US new home sales are expected to be higher. Estimates have been revised up after last week’s strong existing home sales, which rose more than expected to a 5.54mn annual pace from 5.35mn (estimate: 5.43mn). (The fact is though that the two series are totally uncorrelated on a month-to-month basis – since 2010 they’ve moved in the same direction only 48% of the time, which is about as close to random as you get.)

It looks like lower interest rates are indeed helping the US housing market. USD bullish.

After that there’s nothing on the sked until Australia comes in, and even then it’s a second-tier indicator. The market sometimes moves on the National Australian Bank (NAB) business indicators, but nobody bothers forecasting them. I just write about them because I get paid by the word and I want to buy an expensive new PC with an ASUS Dual-RTX2060 graphics card and Samsung 970 Evo Plus SSD and…

Both of these diffusion indices are hovering dangerously close to the 0 line, which represents the line at which the positive and the negative responses are balanced.

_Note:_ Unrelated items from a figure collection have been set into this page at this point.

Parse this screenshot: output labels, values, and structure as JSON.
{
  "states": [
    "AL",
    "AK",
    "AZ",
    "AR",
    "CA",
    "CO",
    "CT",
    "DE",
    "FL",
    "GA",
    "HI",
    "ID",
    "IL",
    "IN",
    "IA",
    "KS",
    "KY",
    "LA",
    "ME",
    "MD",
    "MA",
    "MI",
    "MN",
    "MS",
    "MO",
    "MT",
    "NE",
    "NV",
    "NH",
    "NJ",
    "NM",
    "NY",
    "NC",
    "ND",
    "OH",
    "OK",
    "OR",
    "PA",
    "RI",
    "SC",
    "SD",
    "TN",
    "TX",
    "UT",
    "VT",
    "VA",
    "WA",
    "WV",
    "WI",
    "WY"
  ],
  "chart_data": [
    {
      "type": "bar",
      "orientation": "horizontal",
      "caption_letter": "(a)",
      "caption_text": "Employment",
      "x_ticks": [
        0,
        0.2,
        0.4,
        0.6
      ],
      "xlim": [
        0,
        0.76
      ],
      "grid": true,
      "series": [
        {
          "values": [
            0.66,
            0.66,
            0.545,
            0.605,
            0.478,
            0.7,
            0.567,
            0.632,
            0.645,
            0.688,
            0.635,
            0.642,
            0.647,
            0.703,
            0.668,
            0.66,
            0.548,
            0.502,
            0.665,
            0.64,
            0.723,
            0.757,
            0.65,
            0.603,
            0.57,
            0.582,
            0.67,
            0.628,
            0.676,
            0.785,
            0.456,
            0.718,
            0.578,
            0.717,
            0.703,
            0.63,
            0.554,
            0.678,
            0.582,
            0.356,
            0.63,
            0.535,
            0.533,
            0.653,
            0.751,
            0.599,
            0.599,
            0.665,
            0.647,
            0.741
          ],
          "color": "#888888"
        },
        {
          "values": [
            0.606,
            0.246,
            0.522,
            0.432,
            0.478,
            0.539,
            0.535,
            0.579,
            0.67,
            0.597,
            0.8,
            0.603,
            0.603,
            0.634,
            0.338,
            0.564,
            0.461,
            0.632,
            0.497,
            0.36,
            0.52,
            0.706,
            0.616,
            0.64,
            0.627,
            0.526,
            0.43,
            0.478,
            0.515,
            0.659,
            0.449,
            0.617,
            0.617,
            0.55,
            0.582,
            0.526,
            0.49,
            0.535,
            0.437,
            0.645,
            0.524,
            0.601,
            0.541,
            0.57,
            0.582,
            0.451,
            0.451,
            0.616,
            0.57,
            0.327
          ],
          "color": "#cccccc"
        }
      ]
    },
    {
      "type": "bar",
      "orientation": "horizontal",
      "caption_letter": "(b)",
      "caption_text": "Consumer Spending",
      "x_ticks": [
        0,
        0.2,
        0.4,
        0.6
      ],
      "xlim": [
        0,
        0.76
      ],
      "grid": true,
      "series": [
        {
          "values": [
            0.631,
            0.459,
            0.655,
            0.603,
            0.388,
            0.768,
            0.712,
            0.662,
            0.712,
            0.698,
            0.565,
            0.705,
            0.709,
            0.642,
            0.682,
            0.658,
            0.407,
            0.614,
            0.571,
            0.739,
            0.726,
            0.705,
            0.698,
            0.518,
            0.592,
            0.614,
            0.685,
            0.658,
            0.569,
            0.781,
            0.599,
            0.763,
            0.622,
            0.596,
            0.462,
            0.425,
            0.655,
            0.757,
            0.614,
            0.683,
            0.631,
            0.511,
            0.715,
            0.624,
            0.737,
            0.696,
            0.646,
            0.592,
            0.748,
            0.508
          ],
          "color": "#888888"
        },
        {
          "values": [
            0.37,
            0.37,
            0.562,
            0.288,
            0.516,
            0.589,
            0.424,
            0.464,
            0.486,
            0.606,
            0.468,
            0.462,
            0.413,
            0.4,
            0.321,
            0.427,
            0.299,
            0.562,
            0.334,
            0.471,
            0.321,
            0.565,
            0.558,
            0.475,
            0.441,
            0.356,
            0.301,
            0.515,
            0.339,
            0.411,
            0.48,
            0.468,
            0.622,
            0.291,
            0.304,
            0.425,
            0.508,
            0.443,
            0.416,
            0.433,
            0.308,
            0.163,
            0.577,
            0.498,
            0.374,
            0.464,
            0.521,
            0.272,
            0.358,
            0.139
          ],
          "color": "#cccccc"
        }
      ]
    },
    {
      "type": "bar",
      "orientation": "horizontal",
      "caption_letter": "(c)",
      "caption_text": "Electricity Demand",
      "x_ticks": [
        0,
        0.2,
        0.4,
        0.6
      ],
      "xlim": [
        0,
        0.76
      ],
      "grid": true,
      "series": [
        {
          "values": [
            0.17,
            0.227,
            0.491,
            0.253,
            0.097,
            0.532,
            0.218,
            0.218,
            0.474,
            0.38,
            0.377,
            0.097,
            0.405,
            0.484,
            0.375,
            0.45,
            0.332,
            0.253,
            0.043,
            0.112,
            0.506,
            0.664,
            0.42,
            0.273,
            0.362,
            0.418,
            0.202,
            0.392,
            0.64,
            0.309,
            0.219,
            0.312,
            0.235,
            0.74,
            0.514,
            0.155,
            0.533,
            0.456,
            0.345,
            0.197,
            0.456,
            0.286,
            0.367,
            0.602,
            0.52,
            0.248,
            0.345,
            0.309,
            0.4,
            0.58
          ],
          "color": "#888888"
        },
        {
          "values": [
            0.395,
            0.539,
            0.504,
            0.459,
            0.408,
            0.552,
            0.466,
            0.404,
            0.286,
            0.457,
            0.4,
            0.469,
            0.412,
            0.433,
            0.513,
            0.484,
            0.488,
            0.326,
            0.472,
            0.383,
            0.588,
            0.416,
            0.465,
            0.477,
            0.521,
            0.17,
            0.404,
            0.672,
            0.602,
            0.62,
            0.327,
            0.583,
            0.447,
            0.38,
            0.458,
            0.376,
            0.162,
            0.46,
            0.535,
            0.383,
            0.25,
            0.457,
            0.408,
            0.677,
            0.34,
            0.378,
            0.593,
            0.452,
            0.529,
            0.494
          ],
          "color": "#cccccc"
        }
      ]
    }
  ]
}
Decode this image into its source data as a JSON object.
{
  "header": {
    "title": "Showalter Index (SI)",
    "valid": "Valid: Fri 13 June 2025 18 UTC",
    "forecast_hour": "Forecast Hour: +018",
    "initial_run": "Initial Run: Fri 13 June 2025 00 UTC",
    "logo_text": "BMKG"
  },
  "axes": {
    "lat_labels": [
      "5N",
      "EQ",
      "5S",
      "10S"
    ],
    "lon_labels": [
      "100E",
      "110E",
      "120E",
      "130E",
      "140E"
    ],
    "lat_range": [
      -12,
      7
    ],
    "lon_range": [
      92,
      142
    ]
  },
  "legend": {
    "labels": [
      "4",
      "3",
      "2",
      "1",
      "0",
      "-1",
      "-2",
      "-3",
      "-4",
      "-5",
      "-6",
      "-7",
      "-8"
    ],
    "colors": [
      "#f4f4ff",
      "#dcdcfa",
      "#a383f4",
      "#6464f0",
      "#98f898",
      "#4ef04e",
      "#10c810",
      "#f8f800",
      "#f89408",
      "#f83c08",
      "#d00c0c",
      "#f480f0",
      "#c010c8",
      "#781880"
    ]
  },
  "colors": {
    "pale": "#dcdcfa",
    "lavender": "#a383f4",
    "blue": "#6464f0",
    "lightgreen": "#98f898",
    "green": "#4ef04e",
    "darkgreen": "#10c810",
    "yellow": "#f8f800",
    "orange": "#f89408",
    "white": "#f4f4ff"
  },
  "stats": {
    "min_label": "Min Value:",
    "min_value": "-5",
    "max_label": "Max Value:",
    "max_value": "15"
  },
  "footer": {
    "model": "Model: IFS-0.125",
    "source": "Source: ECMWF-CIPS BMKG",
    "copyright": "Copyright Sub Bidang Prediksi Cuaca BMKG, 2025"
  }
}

A negative figure would indicate that sentiment has turned negative, which could be a negative for AUD.

It does seem though that this indicator is probably more influenced by the level of AUD/USD than AUD/USD is influenced by it. Although I haven’t tested this hypothesis statistically, the notable inverse relationship between the two would suggest that confidence improves as the currency weakens, because the opposite hypothesis – improving confidence causes the currency to weaken – isn’t reasonable.